Ecotourism, adventure travel, sustainable tourism, responsible tourism, nature-based tourism, green tourism have entered our lexicon with multiple meanings and interpretation.

As our world gets smaller (figuratively) and the world’s population grows (literally), mankind’s impact on the environment will continue – both for the good and the bad.

From the United Nations’ designation of 2002 as the International Year of Ecotourism to the Center for Responsible Travel‘s goal to transform the travel industry as a driver of positive change, ecotourism has been a building awareness since the term was first used over 30 years.

But with our Earth covered over 70% with water, the global open water swimming community is quietly, steadily and increasingly doing its part on the grass-roots level in this global movement.

These efforts are part of the growing ecoswimming movement.
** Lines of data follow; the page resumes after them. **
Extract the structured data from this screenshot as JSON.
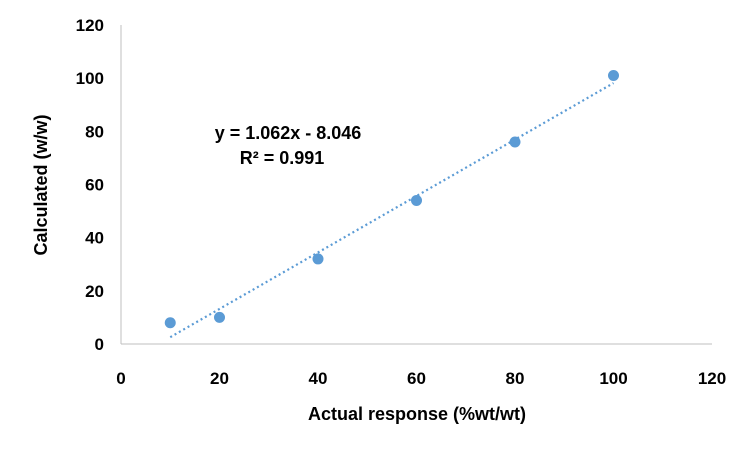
{
  "chart_data": {
    "type": "scatter",
    "title": "",
    "xlabel": "Actual response (%wt/wt)",
    "ylabel": "Calculated (w/w)",
    "xlim": [
      0,
      120
    ],
    "ylim": [
      0,
      120
    ],
    "x_ticks": [
      0,
      20,
      40,
      60,
      80,
      100,
      120
    ],
    "y_ticks": [
      0,
      20,
      40,
      60,
      80,
      100,
      120
    ],
    "grid": false,
    "legend": "none",
    "points": [
      {
        "x": 10,
        "y": 8
      },
      {
        "x": 20,
        "y": 10
      },
      {
        "x": 40,
        "y": 32
      },
      {
        "x": 60,
        "y": 54
      },
      {
        "x": 80,
        "y": 76
      },
      {
        "x": 100,
        "y": 101
      }
    ],
    "trendline": {
      "type": "linear",
      "slope": 1.062,
      "intercept": -8.046,
      "x_range": [
        10,
        100
      ],
      "style": "dotted",
      "equation_label": "y = 1.062x - 8.046",
      "r2_label": "R² = 0.991"
    },
    "colors": {
      "marker": "#5B9BD5",
      "trendline": "#5B9BD5",
      "axis": "#BFBFBF"
    }
  }
}
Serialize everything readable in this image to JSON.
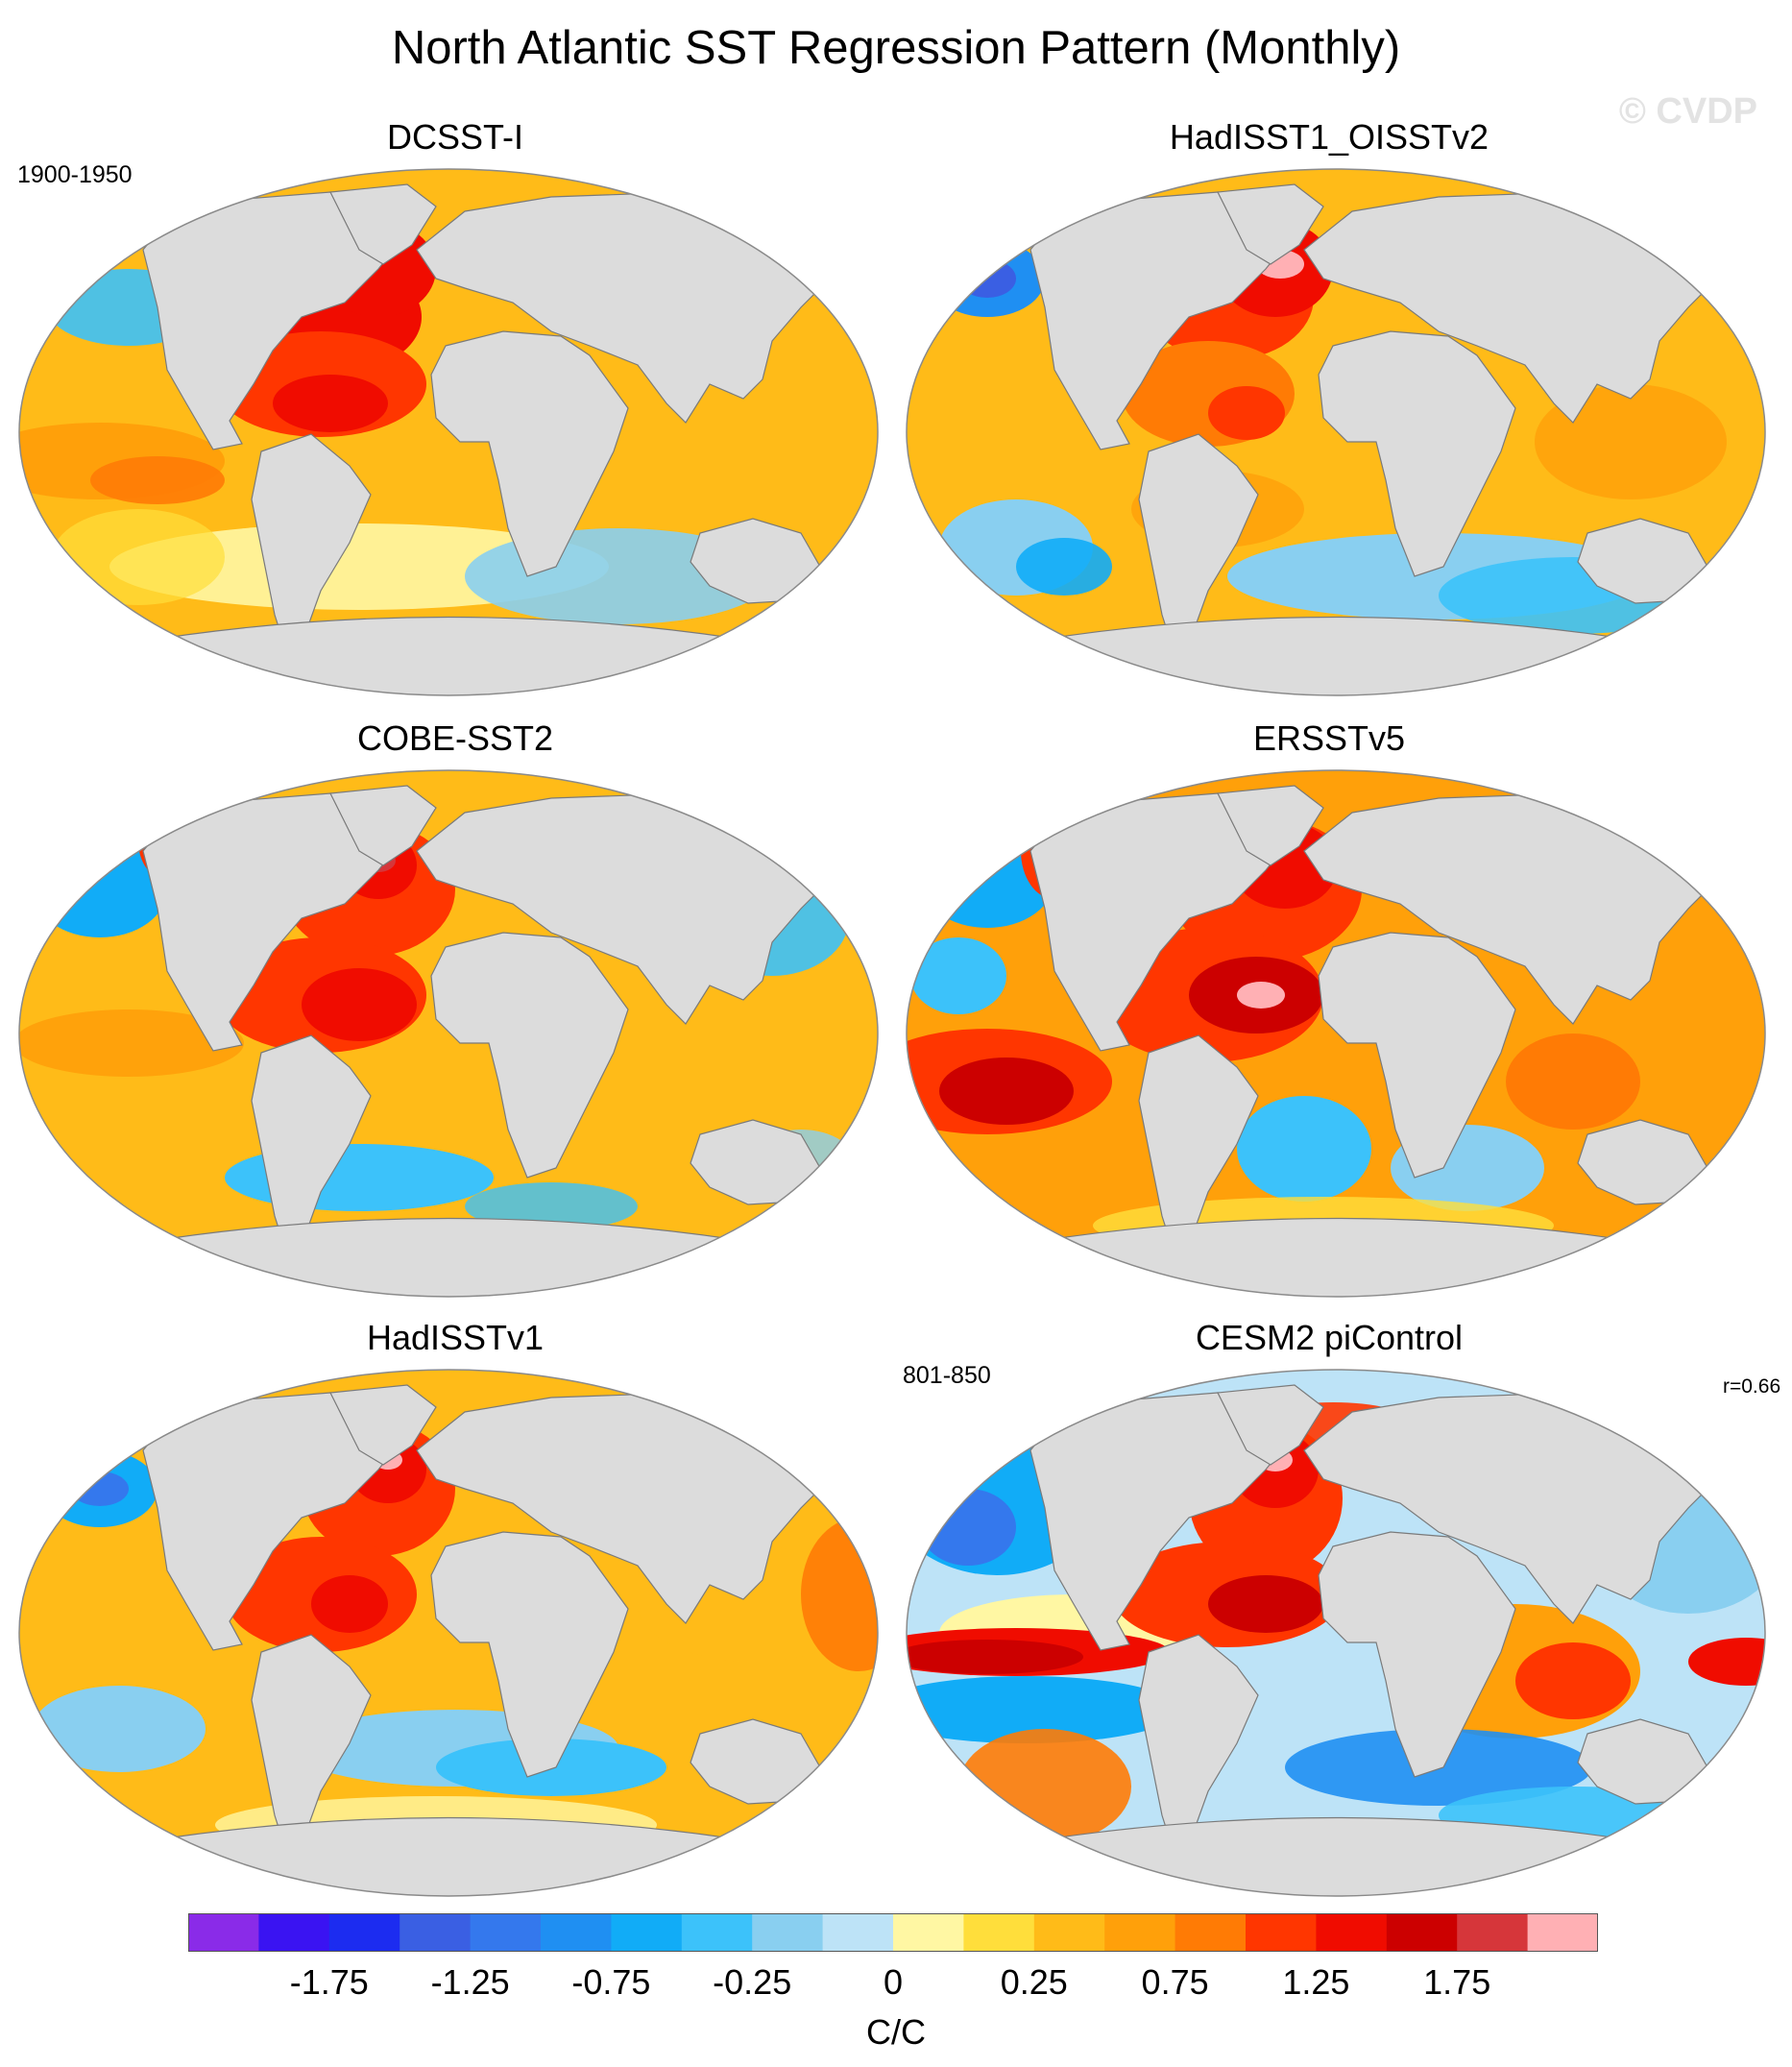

The Open Water Swimming Dictionary defines ecoswimming as any open water swim, relay, stage swim, race or charity swim that (1) aims to protect, conserve or call attention to the environment or ecology, (2) improve or protect the welfare of marine life or the local area, (3) incorporates education of the natural environment or ecology, (4) is conducted in an ecologically-sustainable or environmentally-friendly manner, (5) is held in areas that are under environmental protection or that protect marine life, (6) aims to create or enhance environmental or ecological awareness, (7) raises money or provides direct financial benefits for conservation, marine life or environmental protection, research and/or education, (8) builds awareness or provides education of a local community or culture, (9) lobbies local governments or officials for access to, protection of or a clean-up of a waterway, or (10) minimizes the impact of mankind on the environment.

The sport has hundreds of examples of admirable solo and community efforts: Lewis Pugh‘s 1K swim up on Mount Everest called attention to climate change while Aaron Piersol‘s televised Race for the Oceans in Florida called attention to the conservation of ocean resources and the Bonaire EcoSwim, the namesake of this movement, continues on.

Ecoswim was first coined by Randy Nutt, who founded the Bonaire EcoSwim in 2000 and was the 2008 World Open Water Swimming Man of the Year, after he met Mark Burnett of American television Survivor and Eco-Challenge fame.

Ecoswimming is done all over the world from the Clean Half 15K Marathon Swim in Hong Kong that features the carbon-neutral relay option (where outrigger canoes are used instead of motorized boats) to a new multi-race swim in Acapulco that calls attention to the protection of the fragile coastlines of Mexico.

Ecoswims also include charity swims that collectively raise millions of dollars for a variety of causes, such as James Pittar‘s solo efforts on behalf of the Fred Hollows Foundation, the recent Japan to Taiwan Ocean Swim Challenge and the efforts of the swimmers in the RCP Tiburon Mile over the past decade.

Ecoswimming will not only continue, but expand exponentially as the sport grows with grass-roots efforts around the world.

We tip our swim caps to those in our global open water swimming community who are doing their part to stay green and protect the environment which we all enjoy, utilize and share.